From the earliest, even pre-XO, days the One Laptop per Child vision was focused on finding ways to reach the most remote and isolated children in the world. As XOs flew off to Mongolia, Ghana, and Niue, thousands more found their way to children in La Macarena, Port-au-Prince, Dujiangyan and Rafah. Locations still isolated and remote but where the impact is amplified by children’s direct witness to intense trauma, either as the result of biblical-scale natural disasters or chronic intense violence. As the recent UNESCO Global Monitoring Report highlights, nearly 30% of the children without access to school live in conflict zones. The targeting of educational institutions, teachers, and academics has been chronicled and was the focus of another UNESCO Report (“Protecting Education from Attack”). The legal dimensions of this ongoing crisis, as well as the best practices to both shield education and introduce specific peace-building tools, were the basis of a Qatar Foundation initiative; Education Above All.
OLPC’s foray into Education in Emergencies began with our successful, but largely underreported, partnership with UNRWA and comprehensive implementation in Gaza. OLPC also continued its development work in Afghanistan, South Sudan and other conflict and emergency settings. It was clear from most discussions and reports at the time that laptops (technology period) was not part of the pre- or post- crisis planning for education. The OLPC Foundation joined both the Education Cluster Working Group (ECWG) and the Inter-Agency Network for Education in Emergencies (INEE) as part of an express strategy to instigate a broader and expert dialogue on how technology for learning can work in those conditions. Technology in Education in Emergencies not only defines OLPC’s beginnings, it is the proof point for OLPC.

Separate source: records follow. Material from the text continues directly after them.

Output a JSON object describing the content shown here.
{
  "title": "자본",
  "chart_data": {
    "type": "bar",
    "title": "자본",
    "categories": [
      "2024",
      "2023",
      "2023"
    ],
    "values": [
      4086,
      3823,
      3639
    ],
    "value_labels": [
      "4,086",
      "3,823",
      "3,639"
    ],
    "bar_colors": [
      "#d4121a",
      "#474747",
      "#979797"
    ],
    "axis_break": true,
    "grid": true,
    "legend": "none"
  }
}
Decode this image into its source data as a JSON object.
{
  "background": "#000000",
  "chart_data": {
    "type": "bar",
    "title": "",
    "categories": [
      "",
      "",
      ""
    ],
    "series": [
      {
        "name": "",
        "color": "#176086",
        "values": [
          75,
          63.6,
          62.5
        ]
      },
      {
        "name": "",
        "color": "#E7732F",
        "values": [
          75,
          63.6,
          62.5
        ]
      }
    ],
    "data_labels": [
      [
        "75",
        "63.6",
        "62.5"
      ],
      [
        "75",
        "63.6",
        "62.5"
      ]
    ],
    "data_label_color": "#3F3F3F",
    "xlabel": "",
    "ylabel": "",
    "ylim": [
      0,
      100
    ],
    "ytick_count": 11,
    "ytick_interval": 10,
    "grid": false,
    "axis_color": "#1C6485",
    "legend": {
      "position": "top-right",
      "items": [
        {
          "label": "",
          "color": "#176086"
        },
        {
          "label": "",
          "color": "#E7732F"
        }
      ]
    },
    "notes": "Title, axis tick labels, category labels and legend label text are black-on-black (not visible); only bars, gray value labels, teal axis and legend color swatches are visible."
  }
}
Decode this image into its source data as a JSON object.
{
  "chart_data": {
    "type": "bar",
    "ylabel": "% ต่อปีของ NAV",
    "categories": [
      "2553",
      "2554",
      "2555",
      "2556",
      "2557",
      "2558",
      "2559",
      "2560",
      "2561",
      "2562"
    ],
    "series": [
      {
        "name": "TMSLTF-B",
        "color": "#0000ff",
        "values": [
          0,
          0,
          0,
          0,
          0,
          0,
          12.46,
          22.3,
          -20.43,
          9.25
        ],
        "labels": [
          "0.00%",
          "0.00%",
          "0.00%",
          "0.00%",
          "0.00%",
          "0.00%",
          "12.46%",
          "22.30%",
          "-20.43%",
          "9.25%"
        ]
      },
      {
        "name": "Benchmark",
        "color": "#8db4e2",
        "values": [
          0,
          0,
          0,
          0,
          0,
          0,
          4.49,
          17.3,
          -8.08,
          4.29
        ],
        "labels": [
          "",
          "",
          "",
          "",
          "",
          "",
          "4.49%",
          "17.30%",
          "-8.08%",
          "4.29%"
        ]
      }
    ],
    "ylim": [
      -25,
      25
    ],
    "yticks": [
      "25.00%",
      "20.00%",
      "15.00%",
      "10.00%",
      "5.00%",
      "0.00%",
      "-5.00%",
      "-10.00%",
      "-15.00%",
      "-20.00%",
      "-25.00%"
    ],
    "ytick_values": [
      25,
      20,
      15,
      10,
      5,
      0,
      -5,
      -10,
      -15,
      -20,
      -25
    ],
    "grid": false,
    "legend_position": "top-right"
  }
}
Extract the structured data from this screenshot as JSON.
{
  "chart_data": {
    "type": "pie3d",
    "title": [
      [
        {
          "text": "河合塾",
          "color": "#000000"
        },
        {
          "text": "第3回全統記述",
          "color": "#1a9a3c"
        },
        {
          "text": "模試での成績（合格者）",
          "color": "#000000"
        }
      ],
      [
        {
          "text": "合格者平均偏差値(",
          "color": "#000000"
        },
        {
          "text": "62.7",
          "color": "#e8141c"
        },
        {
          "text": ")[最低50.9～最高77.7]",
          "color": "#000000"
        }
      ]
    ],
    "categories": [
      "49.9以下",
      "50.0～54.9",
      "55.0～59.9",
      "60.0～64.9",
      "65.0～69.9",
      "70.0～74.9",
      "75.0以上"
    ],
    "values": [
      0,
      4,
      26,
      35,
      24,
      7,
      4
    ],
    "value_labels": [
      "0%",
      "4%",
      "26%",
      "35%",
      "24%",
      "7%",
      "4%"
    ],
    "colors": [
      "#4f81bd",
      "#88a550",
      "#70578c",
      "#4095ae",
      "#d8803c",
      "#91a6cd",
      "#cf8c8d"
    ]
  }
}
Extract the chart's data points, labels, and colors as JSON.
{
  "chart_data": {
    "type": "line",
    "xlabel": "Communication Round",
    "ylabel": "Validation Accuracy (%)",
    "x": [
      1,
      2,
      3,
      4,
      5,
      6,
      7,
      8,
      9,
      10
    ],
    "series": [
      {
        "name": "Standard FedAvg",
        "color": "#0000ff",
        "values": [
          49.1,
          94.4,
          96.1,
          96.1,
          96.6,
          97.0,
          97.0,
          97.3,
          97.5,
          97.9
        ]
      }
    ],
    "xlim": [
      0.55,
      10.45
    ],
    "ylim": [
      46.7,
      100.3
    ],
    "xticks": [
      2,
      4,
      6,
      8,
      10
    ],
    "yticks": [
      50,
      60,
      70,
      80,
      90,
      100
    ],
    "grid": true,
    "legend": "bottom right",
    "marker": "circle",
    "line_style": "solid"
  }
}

Children and adults dealing with post-traumatic stress disorder (PTSD), without adequate resources to address it, are more likely to live in a poor country. Cyclones and hurricanes are three times more likely to occur in a rich country, yet over 80% of the casualties happen in poor countries. Likewise, refugees rarely migrate to a wealthy country, they either become internally displaced people or move to a similarly poor country. Not surprisingly and despite the higher numbers, less developed countries have fewer mental health resources to address the need and, globally, the capacity and ability to support the complexity of the need just does not exist. PTSD, trauma and emotional stress further impact cognitive abilities and bottom-out learning potential. For more on all this, start with the excellent chapter, “(Disaster) Public Mental Health” by Joop de Jong, in Trauma and Mental Health: Resilience and Posttraumatic Disorders.
OLPC is now entering the implementation phase of a 250 XO project in Haiti in collaboration with Haiti Street. Haiti Street is an inspired group that counts among its major partners both Dr. Jong, and the International Center for DisasterResilience (ICDR). (During my visit with them to Port-au-Prince in March we had an excellent meeting with John Engel from Haiti Partners. The collaboration would be significant). Rather than OLPC being seen as another programmatic stream, learning is enabled by and supporting psychosocial and medical care. Computational-based learning is a third integrated capacity. This is an innovative approach, and its prospects and the attention it is receiving are encouraging. I jumped while reading Dr. Jong, Dr. Robert Macy (really, OLPC community, get to know him and his team!) et al, discuss the effects of creative as well as trauma -focused activities on psychosocial well-being.